Hit 2,000? **BAM.** You're paused. Next process. I don't care if you're calculating Pi, you wait your turn.

So... perfect fairness?

Exactly. That's why you can upload a 4K video while 50,000 other people send text messages on the same core. The video upload doesn't starve the texts.

Okay. So we have millions of ants. But where do they store the messages? The database must be huge.

What database?

The... message database? The one with my chat history?

Shez. WhatsApp is a **Router**, not a **Vault**.

Server receives message -> Is Recipient Online? -> Yes -> Deliver -> **DELETE FROM SERVER**.

They delete it?

Why not?
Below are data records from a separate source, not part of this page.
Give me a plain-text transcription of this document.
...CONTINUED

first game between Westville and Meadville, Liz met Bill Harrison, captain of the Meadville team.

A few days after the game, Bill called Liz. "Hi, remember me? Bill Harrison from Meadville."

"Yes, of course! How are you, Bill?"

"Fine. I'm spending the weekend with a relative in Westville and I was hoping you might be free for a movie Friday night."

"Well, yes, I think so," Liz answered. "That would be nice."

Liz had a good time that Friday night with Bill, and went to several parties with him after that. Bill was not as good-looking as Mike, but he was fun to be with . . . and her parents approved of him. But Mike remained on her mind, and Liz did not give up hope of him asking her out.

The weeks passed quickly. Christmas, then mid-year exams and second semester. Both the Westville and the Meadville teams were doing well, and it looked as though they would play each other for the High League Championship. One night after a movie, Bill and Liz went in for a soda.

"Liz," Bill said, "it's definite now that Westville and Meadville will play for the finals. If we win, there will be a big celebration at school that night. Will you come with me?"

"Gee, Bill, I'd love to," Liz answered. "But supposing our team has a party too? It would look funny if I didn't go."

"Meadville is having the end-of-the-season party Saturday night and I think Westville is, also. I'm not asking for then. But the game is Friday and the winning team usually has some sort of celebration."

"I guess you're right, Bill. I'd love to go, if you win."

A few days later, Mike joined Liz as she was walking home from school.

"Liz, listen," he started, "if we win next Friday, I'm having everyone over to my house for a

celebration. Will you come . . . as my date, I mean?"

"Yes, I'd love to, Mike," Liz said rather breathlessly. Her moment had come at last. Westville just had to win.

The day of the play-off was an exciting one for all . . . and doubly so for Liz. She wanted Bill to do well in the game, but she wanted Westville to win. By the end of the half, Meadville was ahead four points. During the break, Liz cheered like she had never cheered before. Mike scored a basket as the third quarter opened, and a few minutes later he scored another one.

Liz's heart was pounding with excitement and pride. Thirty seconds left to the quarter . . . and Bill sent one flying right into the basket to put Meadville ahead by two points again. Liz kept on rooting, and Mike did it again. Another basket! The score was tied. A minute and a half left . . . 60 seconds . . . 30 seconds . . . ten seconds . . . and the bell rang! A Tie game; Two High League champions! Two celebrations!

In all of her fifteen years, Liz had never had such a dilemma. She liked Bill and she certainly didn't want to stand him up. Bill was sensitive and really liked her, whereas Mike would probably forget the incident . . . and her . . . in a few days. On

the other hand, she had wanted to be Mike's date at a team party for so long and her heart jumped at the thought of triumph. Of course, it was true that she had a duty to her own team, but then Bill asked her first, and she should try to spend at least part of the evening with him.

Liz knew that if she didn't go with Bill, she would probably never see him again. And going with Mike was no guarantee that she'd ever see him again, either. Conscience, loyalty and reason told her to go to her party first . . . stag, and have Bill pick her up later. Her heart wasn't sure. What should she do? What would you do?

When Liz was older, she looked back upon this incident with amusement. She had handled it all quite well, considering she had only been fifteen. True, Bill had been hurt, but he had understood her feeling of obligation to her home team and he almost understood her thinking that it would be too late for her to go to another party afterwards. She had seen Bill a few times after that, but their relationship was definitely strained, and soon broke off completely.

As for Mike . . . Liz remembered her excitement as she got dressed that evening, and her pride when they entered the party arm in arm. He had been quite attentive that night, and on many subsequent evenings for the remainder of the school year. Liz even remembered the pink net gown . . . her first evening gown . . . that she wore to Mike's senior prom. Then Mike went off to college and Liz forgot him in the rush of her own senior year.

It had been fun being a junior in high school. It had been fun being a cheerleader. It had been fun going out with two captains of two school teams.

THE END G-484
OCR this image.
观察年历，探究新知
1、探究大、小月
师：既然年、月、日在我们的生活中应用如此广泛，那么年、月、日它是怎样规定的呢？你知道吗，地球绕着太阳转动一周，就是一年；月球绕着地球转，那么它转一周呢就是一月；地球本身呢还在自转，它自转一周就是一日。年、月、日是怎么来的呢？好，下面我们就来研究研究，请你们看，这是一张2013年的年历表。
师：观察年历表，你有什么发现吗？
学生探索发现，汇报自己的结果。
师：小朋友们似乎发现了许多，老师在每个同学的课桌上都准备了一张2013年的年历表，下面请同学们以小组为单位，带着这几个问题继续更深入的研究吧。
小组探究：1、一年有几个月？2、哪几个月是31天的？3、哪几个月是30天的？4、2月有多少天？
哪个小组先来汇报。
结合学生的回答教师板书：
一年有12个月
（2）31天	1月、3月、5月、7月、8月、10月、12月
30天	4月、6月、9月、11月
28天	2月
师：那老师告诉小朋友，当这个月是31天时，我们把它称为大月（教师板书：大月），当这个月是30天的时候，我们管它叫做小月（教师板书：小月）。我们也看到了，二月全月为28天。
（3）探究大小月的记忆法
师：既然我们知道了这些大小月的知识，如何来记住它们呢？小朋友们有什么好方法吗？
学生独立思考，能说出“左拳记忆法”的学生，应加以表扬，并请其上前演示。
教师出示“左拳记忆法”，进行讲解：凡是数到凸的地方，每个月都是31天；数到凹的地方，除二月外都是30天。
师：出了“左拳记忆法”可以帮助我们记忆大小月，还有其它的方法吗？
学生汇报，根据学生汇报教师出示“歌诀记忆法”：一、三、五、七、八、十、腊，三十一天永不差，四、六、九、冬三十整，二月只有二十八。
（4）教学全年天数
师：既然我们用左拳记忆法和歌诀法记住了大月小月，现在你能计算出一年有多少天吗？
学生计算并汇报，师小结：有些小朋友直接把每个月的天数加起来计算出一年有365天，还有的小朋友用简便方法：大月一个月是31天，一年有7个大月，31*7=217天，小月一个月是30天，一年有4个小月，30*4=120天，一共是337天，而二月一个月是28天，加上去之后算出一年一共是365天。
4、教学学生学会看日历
It's on your phone. It's on their phone.

The server only holds messages if the recipient is offline. The moment they connect... *woosh*. Gone.

This keeps the table sizes small. It keeps the RAM free. That's how they ran 450 million users with 32 engineers.

But wait. I've seen 'Restoring Media' when I switch phones. The data has to be somewhere.

Ah, that.

That's stored in a blob bucket (like S3/Google Drive) linked to *your* account backup. It's not in the hot path of the message router.

The router is pure speed. **Mnesia**.

Mnesia?

Erlang's built-in database. It runs *inside* the same memory space as the app.

No SQL query over the network. It's just a memory lookup.

But here is where it gets crazy. The **Distribution Layer**.

Erlang nodes talk to each other natively. You don't need a load balancer. You don't need Redis Pub/Sub.

Node A just says `Send to Process ID <0.42.0> on Node B`. And it happens.

So... no Kubernetes? No Kafka? No API Gateway?

Just code that understands the network.

Rick Reed and the team spent years tuning **FreeBSD** to make this work.

Default TCP listen queue is 128 connections. They bumped it to thousands.

Every socket is a file. The OS limits you to a few thousand open files. They cranked it to millions.

They had to patch the OS kernel to stop it from panicking under the load.

Why doesn't everyone do this? Why do we use all this heavy cloud stuff?

Because Erlang is hard. The syntax looks like Prolog. It has no loops, only recursion. Variables are immutable.

It scares people. It's easier to buy 500 servers from Amazon than to hire 5 engineers who understand how a CPU actually works.

So we trade efficiency for... comfort?

We trade efficiency for *mediocrity*.

WhatsApp wasn't built by average developers. It was built by people who cared about every byte.

Now fix your recursive loop. You're blocking the main thread.